The Microsoft Fortran compilers we were using on, I think, 386's, would allocate all memory at compile time and therefore the more memory requested, the larger the executable. I discovered that this lead to serious issues on the 5.25in disks and I was better off writing Basic on my C64 for that task.......
People are perfectly capable of learning all sorts of fancy computer stuff if they want to. Generally they don't want to. My mom taught me all sorts of stuff about DOS (if you have autoexec.bat, it will get run automatically on boot). She knew that because she had to know it. But now, she doesn't have to know it, she just wants to do something and has my dad fix it. So she barely knows how to use it.
I think part of the problem with people and computers is that most wouldn't even bother to read a manual no matter what was included in it.
People expect it to be so intuitive that they don't even have to figure anything out. As though this highly complex machine was purpose built for their own expectations. How far would today's typical computer user have gotten on your VIC 20 if they put a diskette in the drive and nothing happened? The incantation that seems so simple doesn't just summon itself.
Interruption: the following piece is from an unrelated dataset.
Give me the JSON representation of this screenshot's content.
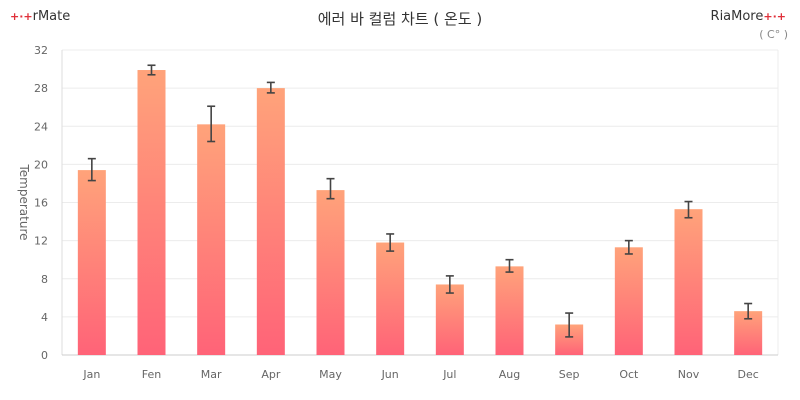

So there's an entire market for highly intuitive and trouble free systems that is now being catered to. But there are tradeoffs in building these systems. They're not as flexible and can't be used for all the things that a PC can be used for.
I just bought a tablet and have been trying to figure out a use for it that justifies the price. (laying in bed watching youtube doesn't cut it) It doesn't replace my PC, and it doesn't even replace my phone. I don't see it replacing anything. It actually does the opposite. Overall it increases the ubiquity of computing devices in people's lives.